Les EAU sont aussi, avec la Chine et la Turquie, un pays qui ne «coopère pas ou peu» avec les autorités pour récupérer des fonds détournés dans le cadre d'escroqueries financières. Un constat émis dernièrement par le commandant de police Thierry Pezennec, chef du service contre le crime organisé financier (Sirasco) en France.

Les paradis fiscaux épinglés par le Réseau pour la justice fiscale sont les pays «les plus complices d'assistance aux multinationales afin de leur permettre de payer moins d'impôts», des activités tout à fait légales du point de vue des pays vers lesquels sont transférés les fonds. Aux trois premières places se trouvent trois territoires britanniques d'outre-mer (Iles Vierges, Iles Caïmans et les Bermudes).

Les Iles Caïmans sont par ailleurs passées au premier rang de «l'indice d'opacité» de l'ONG en tant que lieu de dissimulation de fortune pour les particuliers, avec une augmentation de 21% en 2020 du «volume d'activité financière des particuliers non résidents».

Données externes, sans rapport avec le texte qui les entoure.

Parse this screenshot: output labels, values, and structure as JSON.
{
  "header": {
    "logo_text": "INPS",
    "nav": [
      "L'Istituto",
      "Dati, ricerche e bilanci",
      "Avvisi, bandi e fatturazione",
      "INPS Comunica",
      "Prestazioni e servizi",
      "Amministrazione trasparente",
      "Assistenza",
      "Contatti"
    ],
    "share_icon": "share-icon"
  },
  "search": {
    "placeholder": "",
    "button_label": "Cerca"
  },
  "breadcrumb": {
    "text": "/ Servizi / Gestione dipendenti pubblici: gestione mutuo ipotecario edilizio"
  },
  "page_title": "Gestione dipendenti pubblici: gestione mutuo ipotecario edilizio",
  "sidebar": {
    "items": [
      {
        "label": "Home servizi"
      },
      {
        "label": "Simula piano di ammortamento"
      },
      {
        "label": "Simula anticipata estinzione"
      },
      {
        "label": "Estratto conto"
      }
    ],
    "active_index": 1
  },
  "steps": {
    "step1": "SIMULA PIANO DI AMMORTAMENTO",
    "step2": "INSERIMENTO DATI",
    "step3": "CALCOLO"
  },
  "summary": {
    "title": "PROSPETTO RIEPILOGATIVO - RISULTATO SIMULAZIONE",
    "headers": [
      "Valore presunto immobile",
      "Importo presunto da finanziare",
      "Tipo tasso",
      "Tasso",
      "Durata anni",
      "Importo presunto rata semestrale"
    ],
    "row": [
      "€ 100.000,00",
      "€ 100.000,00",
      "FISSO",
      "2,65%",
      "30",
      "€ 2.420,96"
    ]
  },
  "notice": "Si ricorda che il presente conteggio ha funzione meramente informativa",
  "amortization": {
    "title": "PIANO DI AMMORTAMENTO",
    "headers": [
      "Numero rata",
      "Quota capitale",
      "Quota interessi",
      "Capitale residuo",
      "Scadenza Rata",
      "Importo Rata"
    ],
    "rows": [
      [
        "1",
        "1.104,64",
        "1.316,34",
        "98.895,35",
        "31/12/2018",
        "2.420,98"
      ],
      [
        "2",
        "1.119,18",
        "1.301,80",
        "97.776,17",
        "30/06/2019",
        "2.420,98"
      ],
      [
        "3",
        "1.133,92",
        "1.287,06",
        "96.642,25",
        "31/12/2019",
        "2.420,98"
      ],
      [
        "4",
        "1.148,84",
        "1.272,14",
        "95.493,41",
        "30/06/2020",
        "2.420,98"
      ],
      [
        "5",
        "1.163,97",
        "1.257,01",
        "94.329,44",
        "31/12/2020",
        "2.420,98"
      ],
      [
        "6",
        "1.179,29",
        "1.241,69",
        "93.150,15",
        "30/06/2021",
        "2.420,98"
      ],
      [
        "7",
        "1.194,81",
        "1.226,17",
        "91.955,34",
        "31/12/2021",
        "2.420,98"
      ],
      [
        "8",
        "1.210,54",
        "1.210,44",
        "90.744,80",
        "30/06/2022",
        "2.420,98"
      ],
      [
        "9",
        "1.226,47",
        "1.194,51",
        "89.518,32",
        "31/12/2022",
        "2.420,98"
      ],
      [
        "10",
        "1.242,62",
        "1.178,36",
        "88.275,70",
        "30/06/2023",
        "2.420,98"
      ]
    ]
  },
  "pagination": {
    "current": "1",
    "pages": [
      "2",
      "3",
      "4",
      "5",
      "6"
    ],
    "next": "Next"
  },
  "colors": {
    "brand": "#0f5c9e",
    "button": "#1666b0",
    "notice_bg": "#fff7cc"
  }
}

En infirmières, ça fait combien?

Selon le Réseau pour la justice fiscale, les pays de l'OCDE et leurs dépendances sont responsables de plus des deux tiers (68,3%) des «risques d'abus à l'impôt sur les sociétés au niveau mondial». A 45%, ce risque émane de la «toile d'araignée britannique», loin devant les Pays-Bas (5,1%), la Suisse (5,1%) et le Luxembourg (4,1%).

Bonne ou mauvaise nouvelle, le Grand-Duché maintient donc son rang. Au lendemain des révélations de l'enquête OpenLux et après le jugement sévère du Conseil européen, voilà un nouvel éclairage sur l'opacité fiscale qui reste encore en place dans le pays. Et l'organisation Tax Justice Network a quantifié l'impact social de la perte d'impôts, ses équivalences en termes budgétaires. Car l'ONG estime ainsi à 9,5 milliards d'euros, les sommes qui, placées au Luxembourg, échappent à l'impôt public dans le pays ou dans les autres Etats.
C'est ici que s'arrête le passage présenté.